India is considered a hub for cervical cancer. According to the Globocan 2020 statistics, there were 678,383 newly diagnosed cases of cancer among women, with 18.3% of them being cervical cancer cases. It is estimated that by the year 2025, 38.69 per 100,000 cases will be diagnosed with cervical cancer worldwide, and 42.82 per 100,000 cases in India.
Risk Factors
The risk factors for cervical cancer include women aged 50 years and above, Human Papilloma Virus (HPV) infection, cigarette smoking, a weakened immune system (HIV/AIDS, immunosuppressant drugs, organ transplant), long-term use of contraceptive pills, chlamydia (a sexually transmitted infection), sexual activity at a young age (before 16 years), multiple sexual partners, having a sexual partner with multiple previous partners, and multiple childbirths.
Symptoms
Clinically, the symptoms of cervical cancer include heavy periods, vaginal bleeding between periods, post-coital bleeding, post-menopausal bleeding, asymptomatic anaemia, foul-smelling vaginal discharge, pelvic and lower back pain, pain during sexual activity (dyspareunia), Diarrhea, anorexia, unexplained weight loss, and lower extremity swelling due to the occlusion of pelvic lymphatics. The common sites of metastasis are the lungs, liver, bones, and brain.
Diagnostic Tests
Various diagnostic tests are conducted to diagnose cervical cancer, including the Pap test, HPV test, colposcopy, cervical biopsy, cystoscopy, proctoscopy, and PET scan.
Management
Cervical cancer can be managed through various treatment options, including surgery (such as total hysterectomy, bilateral salpingo-oophorectomy, inguinal lymph node dissection, and trachelectomy), radiation therapy, chemotherapy, chemo-radiation, immunotherapy, and hormone replacement therapy.
Role of Physiotherapy
The diagnosis of cervical cancer affects women both physically and psychologically. The treatments patients undergo can lead to numerous complications, most of which can be recognized and addressed by a Physiotherapist. Peri-operative counselling is a crucial aspect of physiotherapy for cervical cancer patients. Many women have concerns about their body image and functions during and after cancer treatment. Additionally, the importance of exercise needs to be clearly explained to patients before starting a rehabilitation program.

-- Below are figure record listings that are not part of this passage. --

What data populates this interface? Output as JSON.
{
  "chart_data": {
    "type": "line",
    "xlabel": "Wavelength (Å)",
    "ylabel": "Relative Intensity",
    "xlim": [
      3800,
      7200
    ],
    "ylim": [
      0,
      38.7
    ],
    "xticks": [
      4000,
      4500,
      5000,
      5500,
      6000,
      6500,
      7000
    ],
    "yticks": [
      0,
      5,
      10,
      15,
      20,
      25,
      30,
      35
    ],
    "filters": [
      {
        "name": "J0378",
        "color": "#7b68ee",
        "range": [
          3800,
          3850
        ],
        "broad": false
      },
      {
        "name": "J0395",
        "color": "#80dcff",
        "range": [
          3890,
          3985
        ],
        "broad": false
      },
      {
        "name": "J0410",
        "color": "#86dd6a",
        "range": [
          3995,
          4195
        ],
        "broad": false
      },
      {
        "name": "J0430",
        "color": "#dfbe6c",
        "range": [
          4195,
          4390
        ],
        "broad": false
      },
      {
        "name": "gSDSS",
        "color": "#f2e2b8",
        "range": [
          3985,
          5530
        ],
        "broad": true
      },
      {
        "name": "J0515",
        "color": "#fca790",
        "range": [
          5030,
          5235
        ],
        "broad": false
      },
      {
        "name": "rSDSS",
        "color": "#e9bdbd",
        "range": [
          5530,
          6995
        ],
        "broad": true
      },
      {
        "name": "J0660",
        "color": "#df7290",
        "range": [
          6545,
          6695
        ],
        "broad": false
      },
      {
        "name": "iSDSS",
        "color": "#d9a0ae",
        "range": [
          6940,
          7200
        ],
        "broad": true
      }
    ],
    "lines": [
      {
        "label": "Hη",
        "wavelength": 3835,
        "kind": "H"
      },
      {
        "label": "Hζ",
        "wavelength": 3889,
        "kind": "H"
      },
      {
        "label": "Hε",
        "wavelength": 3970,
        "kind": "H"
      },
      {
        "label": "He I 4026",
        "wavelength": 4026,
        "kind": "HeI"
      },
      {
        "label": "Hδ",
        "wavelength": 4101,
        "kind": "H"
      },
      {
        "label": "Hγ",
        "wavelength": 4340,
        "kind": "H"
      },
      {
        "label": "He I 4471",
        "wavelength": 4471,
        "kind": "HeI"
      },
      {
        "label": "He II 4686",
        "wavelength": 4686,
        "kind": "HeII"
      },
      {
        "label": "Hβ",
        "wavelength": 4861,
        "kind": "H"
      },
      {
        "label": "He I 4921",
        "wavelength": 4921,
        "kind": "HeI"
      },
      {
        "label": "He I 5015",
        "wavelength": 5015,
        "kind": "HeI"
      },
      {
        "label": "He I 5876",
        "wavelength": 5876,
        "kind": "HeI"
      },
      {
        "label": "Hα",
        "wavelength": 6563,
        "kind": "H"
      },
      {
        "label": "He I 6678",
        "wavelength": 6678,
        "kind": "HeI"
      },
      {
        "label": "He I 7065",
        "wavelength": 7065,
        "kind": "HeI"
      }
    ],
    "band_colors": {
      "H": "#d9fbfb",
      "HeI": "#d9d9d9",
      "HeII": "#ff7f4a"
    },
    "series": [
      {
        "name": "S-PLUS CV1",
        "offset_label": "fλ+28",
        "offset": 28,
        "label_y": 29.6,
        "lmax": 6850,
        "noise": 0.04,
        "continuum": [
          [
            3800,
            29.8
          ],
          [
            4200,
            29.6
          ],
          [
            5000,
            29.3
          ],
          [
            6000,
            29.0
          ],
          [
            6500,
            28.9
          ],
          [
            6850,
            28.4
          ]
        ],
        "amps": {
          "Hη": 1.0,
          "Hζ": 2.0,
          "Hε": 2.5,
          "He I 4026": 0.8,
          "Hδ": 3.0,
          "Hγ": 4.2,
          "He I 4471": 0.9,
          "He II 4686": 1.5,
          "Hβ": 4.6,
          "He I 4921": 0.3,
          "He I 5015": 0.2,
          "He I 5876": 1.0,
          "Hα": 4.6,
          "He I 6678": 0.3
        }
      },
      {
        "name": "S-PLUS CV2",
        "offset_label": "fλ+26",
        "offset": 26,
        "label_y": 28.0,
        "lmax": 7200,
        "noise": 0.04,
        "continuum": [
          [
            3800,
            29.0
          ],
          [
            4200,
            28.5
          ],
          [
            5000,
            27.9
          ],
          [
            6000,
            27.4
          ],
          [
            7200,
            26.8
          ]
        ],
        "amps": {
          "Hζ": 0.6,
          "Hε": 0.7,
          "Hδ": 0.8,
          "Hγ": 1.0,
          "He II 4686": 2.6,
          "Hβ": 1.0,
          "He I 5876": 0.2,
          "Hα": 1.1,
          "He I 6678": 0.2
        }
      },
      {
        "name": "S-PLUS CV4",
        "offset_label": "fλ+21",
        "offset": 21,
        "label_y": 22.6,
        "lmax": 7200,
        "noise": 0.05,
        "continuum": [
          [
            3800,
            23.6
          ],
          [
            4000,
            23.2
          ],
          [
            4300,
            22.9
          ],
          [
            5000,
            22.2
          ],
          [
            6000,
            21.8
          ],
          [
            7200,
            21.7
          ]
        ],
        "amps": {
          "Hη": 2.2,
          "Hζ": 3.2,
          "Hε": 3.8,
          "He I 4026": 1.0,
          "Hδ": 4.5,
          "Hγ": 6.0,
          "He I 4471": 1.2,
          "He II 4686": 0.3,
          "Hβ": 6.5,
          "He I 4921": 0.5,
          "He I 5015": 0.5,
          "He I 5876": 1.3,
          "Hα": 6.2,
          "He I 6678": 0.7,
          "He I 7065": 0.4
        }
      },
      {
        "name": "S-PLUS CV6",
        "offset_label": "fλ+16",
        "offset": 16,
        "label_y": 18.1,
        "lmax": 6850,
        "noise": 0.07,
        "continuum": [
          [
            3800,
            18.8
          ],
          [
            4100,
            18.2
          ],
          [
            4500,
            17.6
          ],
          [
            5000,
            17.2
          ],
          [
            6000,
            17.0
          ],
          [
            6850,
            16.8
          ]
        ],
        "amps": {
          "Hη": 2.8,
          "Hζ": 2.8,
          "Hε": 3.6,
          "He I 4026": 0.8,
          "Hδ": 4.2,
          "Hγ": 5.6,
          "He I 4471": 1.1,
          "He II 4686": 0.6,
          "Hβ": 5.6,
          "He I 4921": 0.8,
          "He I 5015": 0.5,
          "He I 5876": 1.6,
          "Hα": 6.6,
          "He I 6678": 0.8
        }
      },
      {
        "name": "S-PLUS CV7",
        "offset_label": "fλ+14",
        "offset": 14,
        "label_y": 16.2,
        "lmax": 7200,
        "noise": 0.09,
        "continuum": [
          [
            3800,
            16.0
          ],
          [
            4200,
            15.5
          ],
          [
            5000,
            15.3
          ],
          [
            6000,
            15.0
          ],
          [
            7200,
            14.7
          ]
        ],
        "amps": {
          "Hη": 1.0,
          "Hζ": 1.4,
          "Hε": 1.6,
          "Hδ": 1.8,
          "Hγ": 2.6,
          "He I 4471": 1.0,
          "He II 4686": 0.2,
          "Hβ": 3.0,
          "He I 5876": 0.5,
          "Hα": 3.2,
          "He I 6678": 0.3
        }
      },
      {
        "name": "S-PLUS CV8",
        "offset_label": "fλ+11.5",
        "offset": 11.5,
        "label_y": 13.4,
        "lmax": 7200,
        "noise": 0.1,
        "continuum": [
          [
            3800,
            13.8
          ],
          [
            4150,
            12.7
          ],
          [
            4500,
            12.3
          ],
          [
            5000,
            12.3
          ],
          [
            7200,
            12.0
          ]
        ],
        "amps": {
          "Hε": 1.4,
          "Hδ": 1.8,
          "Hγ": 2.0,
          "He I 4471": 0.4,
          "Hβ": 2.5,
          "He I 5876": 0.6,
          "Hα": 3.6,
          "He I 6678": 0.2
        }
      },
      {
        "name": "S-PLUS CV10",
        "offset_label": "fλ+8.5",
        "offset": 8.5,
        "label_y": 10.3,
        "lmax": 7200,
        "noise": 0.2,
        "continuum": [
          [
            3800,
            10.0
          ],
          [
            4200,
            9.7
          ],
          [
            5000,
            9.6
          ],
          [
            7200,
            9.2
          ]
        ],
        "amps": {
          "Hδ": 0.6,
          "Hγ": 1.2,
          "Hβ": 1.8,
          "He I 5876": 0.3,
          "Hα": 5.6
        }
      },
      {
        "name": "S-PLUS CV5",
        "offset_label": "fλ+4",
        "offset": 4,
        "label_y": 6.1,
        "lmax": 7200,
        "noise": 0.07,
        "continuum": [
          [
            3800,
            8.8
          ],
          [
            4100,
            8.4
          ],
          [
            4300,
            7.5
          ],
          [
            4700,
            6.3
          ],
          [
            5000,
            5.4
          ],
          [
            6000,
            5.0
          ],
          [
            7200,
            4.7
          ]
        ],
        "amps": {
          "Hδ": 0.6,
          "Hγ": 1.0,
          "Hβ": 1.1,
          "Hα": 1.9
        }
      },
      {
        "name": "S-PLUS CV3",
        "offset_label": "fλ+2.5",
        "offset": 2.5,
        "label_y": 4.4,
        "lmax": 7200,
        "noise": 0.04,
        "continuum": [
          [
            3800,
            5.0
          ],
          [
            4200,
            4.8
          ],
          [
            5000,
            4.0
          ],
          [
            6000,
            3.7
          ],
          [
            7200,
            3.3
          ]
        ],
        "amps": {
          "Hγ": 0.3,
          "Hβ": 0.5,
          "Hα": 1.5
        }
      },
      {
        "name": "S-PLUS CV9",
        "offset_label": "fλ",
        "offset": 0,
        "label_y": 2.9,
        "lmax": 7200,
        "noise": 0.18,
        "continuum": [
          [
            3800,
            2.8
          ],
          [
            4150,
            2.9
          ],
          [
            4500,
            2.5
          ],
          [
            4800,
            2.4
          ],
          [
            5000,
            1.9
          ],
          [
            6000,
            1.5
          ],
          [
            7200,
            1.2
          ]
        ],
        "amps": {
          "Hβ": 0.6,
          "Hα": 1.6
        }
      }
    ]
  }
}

Immediate post-operative care involves preventing post-operative chest infections, deep vein thrombosis (DVT), and encouraging early ambulation. Exercise also plays a significant role in alleviating problems such as urinary incontinence, pelvic floor muscle weakness, vaginal dryness, sexual dysfunction, fatigue, reduced physical functioning, lower extremity lymphedema, neurological complications (such as lumbar plexopathy and peripheral neuropathy), and psychological complications (including anxiety, depression, and post-traumatic stress disorder).
In terms of palliative care, the primary goals are to prevent complications related to cancer and its treatments and to provide the best possible quality of life. Symptom management is the primary treatment strategy, complemented by relaxation techniques, pain management methods (e.g., the use of TENS, massage, heat, and cold therapy), appropriate positioning, the use of assistive devices for mobility, and environmental modifications.
India offers two globally licensed vaccines: GardasilTM (administered at 0, 2, and 6 months) and CervarixTM (administered at 0, 1, and 6 months). The recommended age for initiating vaccination is 9–12 years, with catch-up vaccination allowed up to the age of 26 years.